Result: trade grows, supply chains diversify toward India, and the relationship becomes predictably transactional-in a good way.
The realistic/pessimistic scenario: tariffs down today, policy space sold tomorrow
We can say, in this version, that the headline tariff cut is immediate but the “purchases” target becomes a political stick later (“you promised $500 billion”). India’s Russian oil exit triggers domestic cost pressures or supply vulnerability. The deal’s hidden clauses expand agriculture quotas beyond comfort, create de facto GMO acceptance pathways, push IPR shifts that raise costs in sensitive sectors, lock India into a permanent digital moratorium, and open procurement in ways that collide with domestic preference policies.
Result: the agreement becomes a rolling controversy-excellent for prime-time shouting matches, less excellent for stable policymaking.
A cautious way forward: how India should “trust, but audit”
We should treat this as a framework announcement until the legal text is visible, and then run a disciplined, public-interest stress test.
First, would the Government publish a clean, readable summary of commitments with sectoral annexures-especially agriculture, digital, IPR, and procurement? So that Parliament, states, industry, and farmers’ groups are not forced to learn trade law from leaked screenshots.
Second, should we not insist on explicit safeguard architecture such as TRQ caps with trigger-based protections for sensitive farm sectors; clear regulatory autonomy language on GMOs; a firm red line against TRIPS-plus provisions that undermine access and domestic innovation strategy; digital commitments that preserve sovereign tax and regulatory space; procurement provisions that protect MSME policy objectives and strategic sectors while improving transparency?
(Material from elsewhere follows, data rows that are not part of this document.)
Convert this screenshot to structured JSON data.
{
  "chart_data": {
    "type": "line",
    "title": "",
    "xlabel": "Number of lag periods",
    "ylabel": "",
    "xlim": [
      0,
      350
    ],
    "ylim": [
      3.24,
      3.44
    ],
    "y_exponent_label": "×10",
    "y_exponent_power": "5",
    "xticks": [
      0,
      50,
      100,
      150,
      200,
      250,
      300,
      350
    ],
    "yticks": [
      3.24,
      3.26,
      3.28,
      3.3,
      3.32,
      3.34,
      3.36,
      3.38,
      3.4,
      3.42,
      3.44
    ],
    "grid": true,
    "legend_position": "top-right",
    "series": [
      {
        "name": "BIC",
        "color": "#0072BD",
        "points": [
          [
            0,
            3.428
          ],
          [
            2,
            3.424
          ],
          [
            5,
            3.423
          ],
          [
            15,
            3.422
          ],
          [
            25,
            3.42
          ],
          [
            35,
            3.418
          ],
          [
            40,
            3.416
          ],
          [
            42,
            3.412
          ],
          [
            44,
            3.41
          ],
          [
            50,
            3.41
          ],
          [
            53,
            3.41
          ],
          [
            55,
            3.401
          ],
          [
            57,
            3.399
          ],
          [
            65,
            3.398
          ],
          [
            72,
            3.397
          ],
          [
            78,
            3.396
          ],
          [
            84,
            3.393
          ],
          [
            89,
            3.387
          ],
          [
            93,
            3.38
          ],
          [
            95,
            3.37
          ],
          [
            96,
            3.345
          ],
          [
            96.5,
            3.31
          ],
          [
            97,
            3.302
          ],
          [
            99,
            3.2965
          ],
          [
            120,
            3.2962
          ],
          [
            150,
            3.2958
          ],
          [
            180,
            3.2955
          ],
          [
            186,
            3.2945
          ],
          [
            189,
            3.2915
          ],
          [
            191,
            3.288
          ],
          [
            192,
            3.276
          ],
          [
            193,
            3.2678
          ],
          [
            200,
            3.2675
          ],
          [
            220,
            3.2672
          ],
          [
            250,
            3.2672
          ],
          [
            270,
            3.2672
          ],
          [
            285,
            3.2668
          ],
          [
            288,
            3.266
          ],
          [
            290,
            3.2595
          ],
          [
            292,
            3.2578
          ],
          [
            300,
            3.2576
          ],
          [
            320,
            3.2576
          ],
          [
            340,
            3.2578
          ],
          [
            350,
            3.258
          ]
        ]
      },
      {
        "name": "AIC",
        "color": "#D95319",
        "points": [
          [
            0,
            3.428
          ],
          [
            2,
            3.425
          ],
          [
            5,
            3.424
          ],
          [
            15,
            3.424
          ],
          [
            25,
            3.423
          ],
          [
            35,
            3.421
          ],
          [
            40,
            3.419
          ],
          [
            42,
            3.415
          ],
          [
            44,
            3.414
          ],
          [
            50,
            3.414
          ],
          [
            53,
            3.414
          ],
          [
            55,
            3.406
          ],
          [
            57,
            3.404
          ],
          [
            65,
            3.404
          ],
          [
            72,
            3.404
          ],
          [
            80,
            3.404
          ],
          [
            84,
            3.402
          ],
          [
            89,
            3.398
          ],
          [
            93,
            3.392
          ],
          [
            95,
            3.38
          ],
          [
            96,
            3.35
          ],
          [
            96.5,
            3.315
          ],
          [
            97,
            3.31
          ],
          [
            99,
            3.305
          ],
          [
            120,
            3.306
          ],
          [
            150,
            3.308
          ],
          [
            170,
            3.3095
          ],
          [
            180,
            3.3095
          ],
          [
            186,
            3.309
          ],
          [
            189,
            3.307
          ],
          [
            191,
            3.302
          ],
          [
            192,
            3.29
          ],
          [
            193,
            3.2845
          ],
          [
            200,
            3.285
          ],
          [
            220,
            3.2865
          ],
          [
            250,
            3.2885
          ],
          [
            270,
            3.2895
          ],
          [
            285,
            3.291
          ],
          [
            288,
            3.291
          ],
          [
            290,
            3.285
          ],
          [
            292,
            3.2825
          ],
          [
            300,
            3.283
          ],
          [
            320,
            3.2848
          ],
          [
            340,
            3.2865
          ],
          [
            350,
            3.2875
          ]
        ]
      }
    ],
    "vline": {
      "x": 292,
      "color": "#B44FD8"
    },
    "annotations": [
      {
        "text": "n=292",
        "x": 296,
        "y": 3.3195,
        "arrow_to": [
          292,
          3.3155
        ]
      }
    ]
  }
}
Third, we need to build an implementation calendar that is realistic. Experts say that trade deals fail not in negotiating rooms but in customs houses, standards labs, appellate bodies, and procurement portals. The best deal on paper collapses if institutions cannot execute it cleanly.
Finally, we need to keep a Plan B. We have been diversifying trade relationships recently; strategic optionality is valuable precisely because global trade politics is moody and mercurial.
(This is an opinion piece. Views expressed are author’s own.)